You'll have to ask Dilan and/or Thanatos.
 

You'll have to ask Dilan and/or Thanatos.

Why? Do you honestly think copying a few disparaging comments about what readers should or should not be interested in is sufficient to control speech?

I applaud Brian's attempt to inform his readers not only about the progress that he made in his personal situation, but about the options available to others that may be in similar straits.
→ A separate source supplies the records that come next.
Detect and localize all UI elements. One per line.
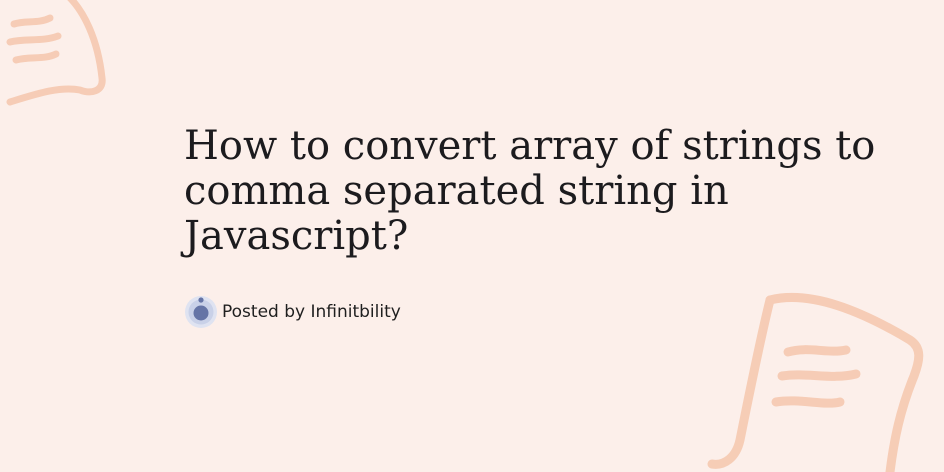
post-title: How to convert array of strings to comma… <box>184 123 876 259</box>
post-byline: Posted by Infinitbility <box>184 294 401 330</box>
author-name: Posted by Infinitbility <box>222 302 401 322</box>
infinitbility-logo-icon <box>185 296 217 328</box>
scroll-doodle-icon <box>6 0 106 106</box>
scroll-doodle-icon <box>707 292 924 472</box>
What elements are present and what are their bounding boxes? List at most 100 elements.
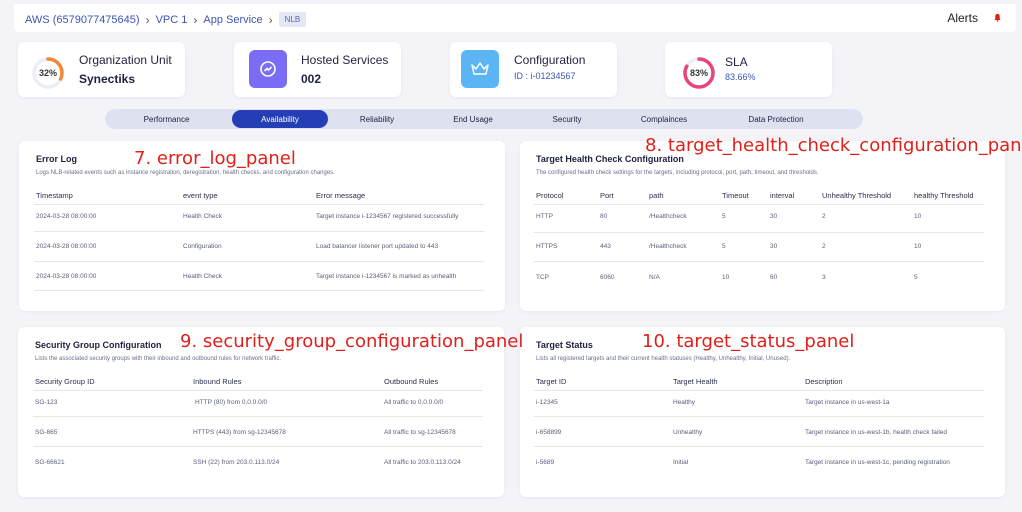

Finally, Charles, you say that we've "already dealt with this issue below," as if it were insane for Brian to post anything more on it, and yet YOU are the one asking him to share that information in other threads. Honestly, I don't get those kinds of reversals. They would seem to serve no rhetorical or adaptive function at all.
 

Since I am neither Dilan nor Thanatos, I cannot respond for them as to your question: "I suppose they can survive without leaving the country, too, right?" I'm not sure what you are not understanding about that, PMS_Chicago.
 

My advice: have two passports. From two countries. Most US residents have forbears from a country with which the US has a treaty that allows dual citizenship. If for no other reason than to forestall this sort of misery, the hoops through which you'll have to jump for your UK or Israeli or whichever passport are entirely worthwhile.

Plus, it'll be easier for you to flee the country when George W. commutes the 22nd amendment and declares martial law.

I hear Belize is nice this time of year.